[Cuis-dev] Negative sqrt
Gerald Klix
cuis.01 at klix.ch
Wed Dec 30 04:32:03 PST 2020
Hi Juan,
please see below.
On 2020-12-29 19:47, Juan Vuletich wrote:
> Hi Gerald,
>
> (below)
> On 12/29/2020 8:18 AM, Gerald Klix via Cuis-dev wrote:
>>
>>
>> On 2020-12-29 11:59, Gerald Klix via Cuis-dev wrote:
>>> On 2020-12-29 05:15, ken.dickey at whidbey.com wrote:
>>>> On 2020-12-28 10:46, Juan Vuletich via Cuis-dev wrote:
>>>>
>>>>> Ok. Making the existence of the Complex package easier to discover is
>>>>> a good idea. Just pushed an update, in the #defaultAction of
>>>>> NegativePowerError. Please take a look.
>>>>
>>>> Looks great to me.
>>>>
>>>> Thanks a bunch!
>>>> -KenD
>>>
>>> Sorry to report some strange behavior:
>>> Sometimes the debugger window appears alongside the menu. Sometimes
>>> it does not, answering a NaN, if you click outside the menu or choose
>>> not to install the Complex package.

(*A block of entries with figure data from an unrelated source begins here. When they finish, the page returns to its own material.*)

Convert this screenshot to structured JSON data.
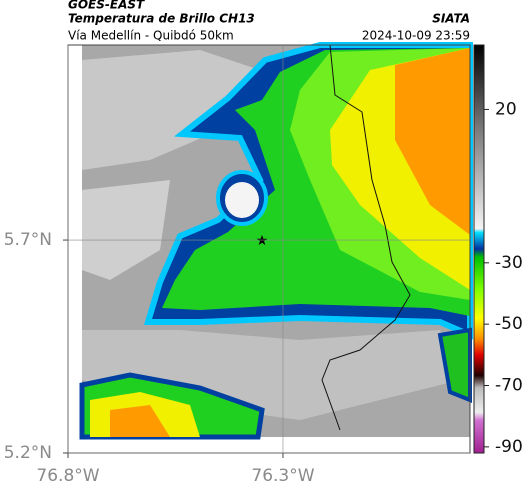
{
  "header": {
    "source": "GOES-EAST",
    "title": "Temperatura de Brillo CH13",
    "org": "SIATA",
    "subtitle": "Vía Medellín - Quibdó 50km",
    "timestamp": "2024-10-09 23:59"
  },
  "map": {
    "xlim": [
      -76.8,
      -75.865
    ],
    "ylim": [
      5.2,
      6.158
    ],
    "xticks": [
      {
        "value": -76.8,
        "label": "76.8°W"
      },
      {
        "value": -76.3,
        "label": "76.3°W"
      }
    ],
    "yticks": [
      {
        "value": 5.7,
        "label": "5.7°N"
      },
      {
        "value": 5.2,
        "label": "5.2°N"
      }
    ],
    "grid": true
  },
  "colorbar": {
    "lim": [
      -92,
      41
    ],
    "ticks": [
      20,
      -30,
      -50,
      -70,
      -90
    ]
  }
}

Until now I could not find any
>>> pattern.
>>>
>>> I will test it with a clean image, soon.
>>>
>>>
>>> HTH,
>>>
>>> Gerald
>> Retested with a clean 4503 release image,
>> which I created from a clean copy of a 4426 image, installing all
>> updates and saving it as a new release:
>>
>> '-4 sqrt' displays the menu and If I choose not to load the Complex
>> package it pops up a debugger. If I choose proceed in the debugger,
>> it answers an instance of the NegativePowerError
>> exception.
>>
>> Choosing the same menu option with '-4.0 sqrt' directly answers a NaN.
>>
>> Juan, I presume that is not the behavior you intended. Please tell me,
>> if I should test with a 32-bit image, that only has boxed floats.
>>
>>
>> HTH,
>>
>> Gerald
>
> Note that if you haven't selected "Install Complex" or "Don't ask
> again", `-4.0 sqrt` will still ask the question, the same as if the
> receiver was an integer.
>
> The difference is if you chose not to install Complex. And, yes, it is
> the intended behavior.
>
> If Complex is installed, -4 sqrt and -4.0 sqrt answer Complex. But if
> not, -4 sqrt is an error, but -4.0 sqrt isNaN. This is because of the
> Floating Point standard.
>
> Floats play by their own rules, stated in the IEEE 754 standard. They
> include special values Float infinity (so 1.0 / 0.0 = Float infinity)
> and Float nan (so -4.0 sqrt isNaN). The other Number classes don't
> handle these concepts, and just give errors.
OK, point taken: I agree.
>
> Strict compliance of IEEE 754 is important. Most well known numeric
> algorithms are guaranteed to give the expected results if the standard
> is followed, and might break otherwise.
Well, strict IEEE 754 compliance will also require the programming
language to raise/signal/throw
exceptions for certain types of NaNs, if
the program/programmer requests those.
IEEE-754 2019 Clause 8.3 specifies so
called "immediate exception handling",
which, IHMO, should be implemented by signaling
Smalltalk exceptions. But this interpretation
is based on my limited understanding of the standard's concepts and may
be wrong.
I am by no means an expert in this domain,
I only want to express my impression,
that full IEEE-754 is probably not easy to achieve. Let's be careful here!